A los diecisiete, le prometió que iría a Nueva York para asistir a la ceremonia de entrega de su título de bachillerato, pero no apareció. Curiosamente, no se lo reprochó. Tras la muerte de Bobby, las cosas que antes le importaban ahora le daban igual. Se figuró que lo habría olvidado. Olvidar no es un crimen; sólo un simple error humano. La siguiente vez que la vio, ella se disculpó, sacando a relucir la cuestión antes de que él tuviera ocasión de mencionarlo, cosa que nunca habría hecho en cualquier caso.

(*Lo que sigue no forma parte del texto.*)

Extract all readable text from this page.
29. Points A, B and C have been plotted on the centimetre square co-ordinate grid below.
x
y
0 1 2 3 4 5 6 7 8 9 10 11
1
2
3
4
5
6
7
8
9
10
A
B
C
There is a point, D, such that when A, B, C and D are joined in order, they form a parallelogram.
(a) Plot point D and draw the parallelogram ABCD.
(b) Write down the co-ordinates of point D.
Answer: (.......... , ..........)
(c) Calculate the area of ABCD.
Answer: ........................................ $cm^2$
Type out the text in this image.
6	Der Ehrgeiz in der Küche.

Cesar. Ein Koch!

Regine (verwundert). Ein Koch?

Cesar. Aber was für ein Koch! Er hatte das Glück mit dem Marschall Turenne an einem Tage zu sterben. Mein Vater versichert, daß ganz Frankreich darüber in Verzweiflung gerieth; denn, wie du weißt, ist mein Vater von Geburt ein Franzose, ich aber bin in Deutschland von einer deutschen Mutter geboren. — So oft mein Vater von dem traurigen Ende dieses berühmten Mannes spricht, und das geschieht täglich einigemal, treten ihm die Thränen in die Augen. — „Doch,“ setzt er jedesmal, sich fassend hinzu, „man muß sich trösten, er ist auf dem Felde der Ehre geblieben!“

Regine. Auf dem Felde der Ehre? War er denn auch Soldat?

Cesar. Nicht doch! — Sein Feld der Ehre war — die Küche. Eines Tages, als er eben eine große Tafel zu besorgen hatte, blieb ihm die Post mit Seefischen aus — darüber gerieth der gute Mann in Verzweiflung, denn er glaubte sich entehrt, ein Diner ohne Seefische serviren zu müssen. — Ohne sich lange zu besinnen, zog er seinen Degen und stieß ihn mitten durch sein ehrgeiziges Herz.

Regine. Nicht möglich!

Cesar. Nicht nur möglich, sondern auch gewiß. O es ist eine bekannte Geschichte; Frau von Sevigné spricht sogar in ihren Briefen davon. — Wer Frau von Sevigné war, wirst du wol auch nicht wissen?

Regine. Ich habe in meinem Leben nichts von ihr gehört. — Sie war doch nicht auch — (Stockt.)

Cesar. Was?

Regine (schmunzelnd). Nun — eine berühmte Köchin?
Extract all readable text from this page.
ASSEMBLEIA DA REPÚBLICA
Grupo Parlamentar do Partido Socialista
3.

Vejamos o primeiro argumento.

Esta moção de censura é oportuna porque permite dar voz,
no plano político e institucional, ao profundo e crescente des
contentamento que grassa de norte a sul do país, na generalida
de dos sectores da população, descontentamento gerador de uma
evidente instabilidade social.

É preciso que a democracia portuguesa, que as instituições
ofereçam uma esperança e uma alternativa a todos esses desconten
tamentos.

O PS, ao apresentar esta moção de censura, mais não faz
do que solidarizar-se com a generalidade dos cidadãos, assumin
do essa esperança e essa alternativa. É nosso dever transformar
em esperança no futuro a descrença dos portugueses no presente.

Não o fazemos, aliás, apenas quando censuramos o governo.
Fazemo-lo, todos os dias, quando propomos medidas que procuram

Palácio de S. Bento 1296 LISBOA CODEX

Sus visitas a California se volvieron menos frecuentes. Ya iba a la universidad, y en los tres años que pasó en Brown sólo fue dos veces a verla. Se encontraron en otros sitios, sin embargo, para comer o cenar en algún restaurante de Nueva York, mantuvieron largas conversaciones por teléfono (siempre a iniciativa de ella) y pasaron un fin de semana juntos en Providence con Korngold, cuyo decenio de firme lealtad hacia ella le había hecho imposible sentir por aquel hombre algo distinto a la admiración. En cierto sentido, Korngold le recordaba a su padre. No por su aspecto, ni por la impresión que daba ni por sus modales, sino por el trabajo que hacía, porque a duras penas lograba realizar películas modestas y meritorias en un mundillo donde imperaba la basura grandiosa, igual que su padre luchaba por publicar libros que merecían la pena en un mundo de modas insustanciales y efímeras. Su madre ya andaba por los cuarenta y tantos para entonces y parecía más a gusto consigo misma que cuando estaba en el apogeo de su belleza, menos interesada en las complicaciones de su propia vida, más abierta a los demás. Aquel fin de semana en Providence, le preguntó si sabía lo que quería hacer cuando se licenciara. No estaba seguro, contestó. Un día se mostraba convencido de que iba a doctorarse, al siguiente se inclinaba hacia la fotografía y al otro pensaba dedicarse a la enseñanza. ¿Ni a escribir ni editar libros?, le preguntó ella. No, creía que no, contestó. Le encantaba leer libros, pero no le apetecía nada producirlos.